Cette agression intervient alors que M. Dündar et son chef de bureau à Ankara, Erdem Gül, sont dans l’attente d’un verdict du tribunal pénal qui les juge pour avoir révélé que le régime islamo-conservateur du président Erdogan livrait des armes aux groupes jihadistes en Syrie voisine.
L’attaque a été dénoncée par l’ensemble de la classe politique. « Ceux qui visent les journalistes qui font leur métier avec des discours de haine sont responsables de l’attaque contre Can Dündar », a tweeté le chef de l’opposition laïque, Kemal Kiliçdaroglu.
Les deux journalistes risquent la prison à vie dans ce procès controversé et emblématique pour la liberté de la presse en Turquie.

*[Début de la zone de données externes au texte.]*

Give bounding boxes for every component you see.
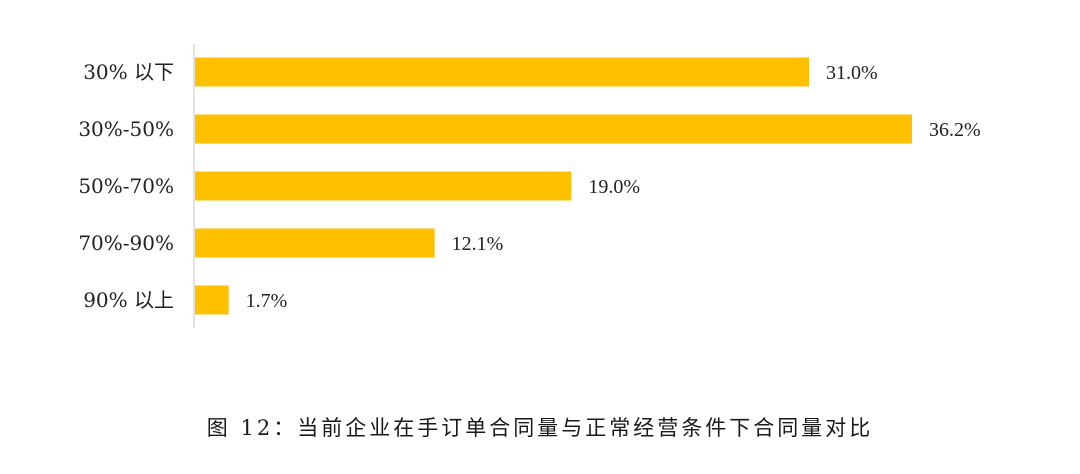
bars-group	[195, 57, 912, 315]
category-label-4: 70%-90%	[78, 231, 174, 255]
category-label-1: 30% 以下	[83, 60, 174, 84]
value-label-2: 36.2%	[929, 119, 981, 141]
bar-3	[195, 171, 572, 201]
value-label-3: 19.0%	[588, 176, 640, 198]
category-label-5: 90% 以上	[83, 288, 174, 312]
figure-caption: 图 12：当前企业在手订单合同量与正常经营条件下合同量对比	[206, 416, 874, 440]
bar-4	[195, 228, 435, 258]
bar-1	[195, 57, 810, 87]
category-label-2: 30%-50%	[78, 117, 174, 141]
bar-2	[195, 114, 912, 144]
value-label-1: 31.0%	[826, 62, 878, 84]
value-labels: 31.0% 36.2% 19.0% 12.1% 1.7%	[246, 62, 981, 312]
category-labels: 30% 以下 30%-50% 50%-70% 70%-90% 90% 以上	[78, 60, 174, 312]
category-label-3: 50%-70%	[78, 174, 174, 198]
value-label-4: 12.1%	[452, 233, 504, 255]
value-label-5: 1.7%	[246, 290, 288, 312]
bar-5	[195, 285, 229, 315]
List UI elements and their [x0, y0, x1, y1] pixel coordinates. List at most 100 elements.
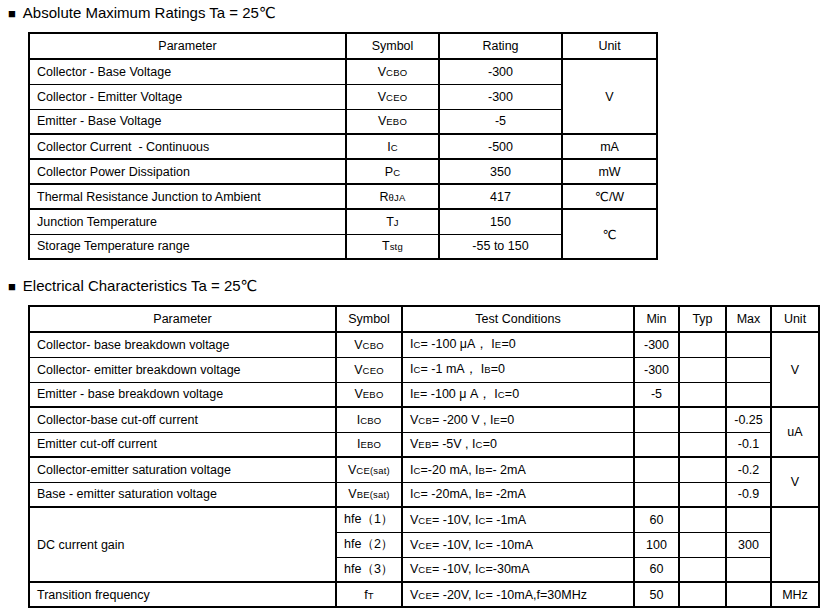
cell-typ	[679, 432, 726, 457]
cell-rating: -5	[439, 109, 562, 134]
cell-parameter: Collector - Emitter Voltage	[29, 84, 346, 109]
header-rating: Rating	[439, 33, 562, 59]
cell-parameter: DC current gain	[29, 507, 336, 582]
cell-max	[726, 507, 771, 532]
table-row: Junction TemperatureTJ150℃	[29, 209, 657, 234]
cell-unit: mA	[562, 134, 657, 159]
cell-symbol: fT	[336, 582, 402, 607]
cell-symbol: Tstg	[346, 234, 439, 259]
cell-rating: -500	[439, 134, 562, 159]
header-symbol: Symbol	[336, 306, 402, 332]
table-row: Collector-emitter saturation voltageVCE(…	[29, 457, 819, 482]
cell-parameter: Collector-base cut-off current	[29, 407, 336, 432]
cell-unit: V	[771, 457, 819, 507]
table-header-row: ParameterSymbolTest ConditionsMinTypMaxU…	[29, 306, 819, 332]
cell-min	[634, 457, 679, 482]
cell-typ	[679, 407, 726, 432]
cell-max	[726, 582, 771, 607]
cell-typ	[679, 582, 726, 607]
cell-unit: uA	[771, 407, 819, 457]
cell-symbol: hfe（2）	[336, 532, 402, 557]
cell-symbol: VCEO	[346, 84, 439, 109]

Ils sont accusés d’espionnage, de divulgation de secrets d’État et de tentative de coup d’État pour avoir diffusé en 2014 un article et une vidéo faisant état de livraisons d’armes par les services secrets turcs à des rebelles islamistes en Syrie.
Erdogan menace
« Ils le payeront cher », avait alors menacé, furieux, le chef d’État turc à la télévision, lançant personnellement des poursuites contre les deux hommes.
Les deux journalistes ont passé déjà trois mois dans les cellules de la prison de Silivri, dans la banlieue d’Istanbul, par lesquelles sont passés beaucoup de journalistes de l’opposition.
Ils ont retrouvé la liberté le 26 février grâce à une décision de la Cour constitutionnelle, l’une des dernières institutions échappant au contrôle de M. Erdogan, qui a rejeté publiquement cette décision.
La bataille juridique a donc repris en avril.
Les deux journalistes sont aussi soupçonnés par le pouvoir d’avoir été manipulés par l’imam Fethullah Gülen, ex-allié de M. Erdogan devenu son ennemi numéro un. Depuis décembre 2013 et les révélations, par des proches de Fethullah Gülen, d’affaires de corruption au plus haut sommet de l’État, l’homme fort de Turquie qualifie chaque critique de tentative de coup contre son pouvoir. Les journalistes sont menacés de poursuite pour « insulte » à sa personne tout comme de simples citoyens.
Cumhuriyet est un quotidien farouchement laïc et hostile au régime de M. Erdogan, accusé de dérive autoritaire et de museler la presse indépendante.
La Turquie est à la 149è place sur 180 dans le dernier classement mondial de la liberté de la presse établi par l’organisation Reporters sans frontières (RSF).
Le 4 mars, le gouvernement a placé sous tutelle judiciaire le groupe de presse Zaman, considéré comme proche de la confrérie que dirige M. Gülen depuis les États-Unis. La direction du journal a été licenciée et remplacée par des administrateurs nommés par le pouvoir.